To get rid of the swelling, you need to treat what's causing it. A doctor can tell you whether that’s a virus or bacteria. Most infections caused by a virus don't have a treatment. You just wait for them to clear up. If the problem is caused by bacteria, your doctor may suggest antibiotics.

While you wait for your infection to pass, you can:

  • Drink lots of water.
  • Get plenty of rest.
  • Use pain relievers, throat sprays, or other at-home remedies for sore throats.

Puffed up skin or tissue is a common symptom of allergies. Your uvula might be bigger because you have seasonal allergies to grass or pollen. Or your swelling might be because of dust or pet dander. Certain foods, such as milk, peanuts, tree nuts, shellfish, and eggs, can cause allergic reactions, too.

If allergies are the cause of your swollen uvula, you might also have:

  • Hives
  • Sneezing
  • Watery eyes
  • Runny or stuffy nose

An allergist can help pinpoint what’s causing your symptoms. That way, you can try to avoid allergy triggers in the future. You'll need medicine to help the swelling go down if it happens again.

For severe allergies, your doctor might suggest you get allergy shots.

This can also make your uvula swell. Common causes include:

Intubation (your doctor puts a breathing tube in your throat)

  • Endoscopy (your doctor puts in a tube with a camera attached to view the digestive tract)
  • Complications from procedures such as tonsil removal
  • Damage from acid reflux (GERD) or frequent throwing up

As your uvula heals, your swelling will go down. Your doctor may suggest pain meds or anti-inflammatory drugs.

Some meds may cause swelling, either because of an allergic reaction or how they interact with your body. Glucosamine sulfate, a medication for joints, may cause a swollen uvula in some people. Even though NSAIDs like aspirin and ibuprofen treat inflammation, they might cause swelling -- a rare condition called NSAID-induced angioedema.

Other drugs that may make your uvula swell include:

  • Ipratropium bromide, a medication for asthma or other breathing problems
  • ACE inhibitors, a class of medicines for high blood pressure, diabetes, heart failure, migraine, and other conditions that tighten your blood vessels

Your doctor can find a replacement medication if the swelling in your uvula is causing too many problems.

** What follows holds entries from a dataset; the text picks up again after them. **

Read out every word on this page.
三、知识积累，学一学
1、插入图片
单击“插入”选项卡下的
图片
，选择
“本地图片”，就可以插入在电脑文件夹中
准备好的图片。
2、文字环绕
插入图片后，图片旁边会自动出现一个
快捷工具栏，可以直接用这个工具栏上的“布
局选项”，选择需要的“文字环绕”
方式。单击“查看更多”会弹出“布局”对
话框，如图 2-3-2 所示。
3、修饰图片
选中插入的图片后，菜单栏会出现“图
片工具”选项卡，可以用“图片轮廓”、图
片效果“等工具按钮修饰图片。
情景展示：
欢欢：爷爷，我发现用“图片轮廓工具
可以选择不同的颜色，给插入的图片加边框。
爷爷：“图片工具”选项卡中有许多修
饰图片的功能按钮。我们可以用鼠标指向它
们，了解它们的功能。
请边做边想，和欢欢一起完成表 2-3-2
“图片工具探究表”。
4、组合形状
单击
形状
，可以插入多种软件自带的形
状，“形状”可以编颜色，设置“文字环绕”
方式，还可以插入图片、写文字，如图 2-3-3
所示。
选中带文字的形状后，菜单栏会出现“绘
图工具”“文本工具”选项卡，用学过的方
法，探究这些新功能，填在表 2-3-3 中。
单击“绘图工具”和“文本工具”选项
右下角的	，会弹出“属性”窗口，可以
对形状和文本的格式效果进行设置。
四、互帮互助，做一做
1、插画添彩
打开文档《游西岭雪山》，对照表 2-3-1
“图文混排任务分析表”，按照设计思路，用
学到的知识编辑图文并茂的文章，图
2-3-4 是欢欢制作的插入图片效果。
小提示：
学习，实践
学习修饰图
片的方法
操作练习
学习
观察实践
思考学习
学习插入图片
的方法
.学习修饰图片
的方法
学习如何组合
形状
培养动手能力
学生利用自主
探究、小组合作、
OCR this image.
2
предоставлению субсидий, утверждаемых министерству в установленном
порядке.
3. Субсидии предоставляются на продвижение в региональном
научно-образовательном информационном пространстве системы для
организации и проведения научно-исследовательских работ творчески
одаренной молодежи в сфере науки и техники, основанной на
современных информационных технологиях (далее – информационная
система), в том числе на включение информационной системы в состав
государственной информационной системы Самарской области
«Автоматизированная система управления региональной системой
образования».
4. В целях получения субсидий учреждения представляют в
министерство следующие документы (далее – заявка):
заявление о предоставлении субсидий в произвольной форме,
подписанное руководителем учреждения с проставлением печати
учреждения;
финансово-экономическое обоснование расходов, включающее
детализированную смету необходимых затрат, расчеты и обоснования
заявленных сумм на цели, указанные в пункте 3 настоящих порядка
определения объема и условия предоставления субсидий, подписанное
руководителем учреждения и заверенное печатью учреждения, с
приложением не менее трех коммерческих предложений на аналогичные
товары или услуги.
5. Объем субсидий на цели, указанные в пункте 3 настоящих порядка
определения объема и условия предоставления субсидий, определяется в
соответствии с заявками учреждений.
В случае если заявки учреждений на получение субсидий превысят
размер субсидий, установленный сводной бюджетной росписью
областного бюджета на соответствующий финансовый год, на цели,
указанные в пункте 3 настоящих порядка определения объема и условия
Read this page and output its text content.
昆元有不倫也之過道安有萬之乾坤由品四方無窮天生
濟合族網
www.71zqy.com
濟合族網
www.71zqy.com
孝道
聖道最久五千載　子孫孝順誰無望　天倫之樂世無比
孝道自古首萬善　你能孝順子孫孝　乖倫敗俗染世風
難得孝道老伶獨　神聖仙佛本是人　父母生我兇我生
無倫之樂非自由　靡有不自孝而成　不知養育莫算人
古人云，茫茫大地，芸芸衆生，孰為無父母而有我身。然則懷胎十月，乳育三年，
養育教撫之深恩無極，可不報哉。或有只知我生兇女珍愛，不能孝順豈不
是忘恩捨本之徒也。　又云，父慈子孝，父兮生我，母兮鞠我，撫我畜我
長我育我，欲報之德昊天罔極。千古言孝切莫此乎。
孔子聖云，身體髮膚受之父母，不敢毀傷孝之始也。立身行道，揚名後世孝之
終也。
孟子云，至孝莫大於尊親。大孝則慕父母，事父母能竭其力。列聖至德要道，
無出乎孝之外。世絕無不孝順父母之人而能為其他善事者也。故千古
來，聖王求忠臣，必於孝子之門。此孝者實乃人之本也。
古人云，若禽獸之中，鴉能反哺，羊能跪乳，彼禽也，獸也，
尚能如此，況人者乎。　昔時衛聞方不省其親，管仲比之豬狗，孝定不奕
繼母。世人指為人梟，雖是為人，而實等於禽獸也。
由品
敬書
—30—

In rare cases, snoring can cause your uvula to swell. This type of snoring may come from obstructive sleep apnea, a condition that causes loud snoring with periods of stopped breathing.

If you have sleep apnea, you may also:

  • Wake up with a sore throat
  • Often wake your partner
  • Feel sleepy during the day even after a full night's sleep
  • Have chest pain at night
  • Have high blood pressure

See your doctor if you think snoring might be the cause of your swollen uvula. Your doctor may want to do certain tests, like an X-ray or a sleep study, to observe your sleep. Your treatment will depend on various things, but you may be able to lessen your snoring if you:

  • Drop pounds if you're overweight.
  • Cut back on alcohol, especially at bedtime.
  • Use nasal decongestants.
  • Sleep in a different position.
  • Use a mouth guard.
  • Wear a CPAP device to keep your airway open during sleep.
  • Have surgery to open your airway.

Maybe you inherited the cause of your swollen uvula from one or both of your parents. Hereditary angioedema (HAE) is a rare disorder that causes fluid to collect around the blood vessels and stop the flow of lymph fluid in your body. This can make your tissues swell. If you have this, it's likely other parts of your body also swell, including your hands, feet, eyelids, lips, and genital area.

Your doctor will give you a blood test to confirm a diagnosis of HAE. There's no cure, but meds can help prevent attacks.

To help manage symptoms, you can:

  • Get plenty of rest.
  • Drink lots of fluids.
  • Try warm or cold foods to soothe the area.
  • Keep the air moist with a humidifier.
  • Suck on a lozenge to keep your throat moist.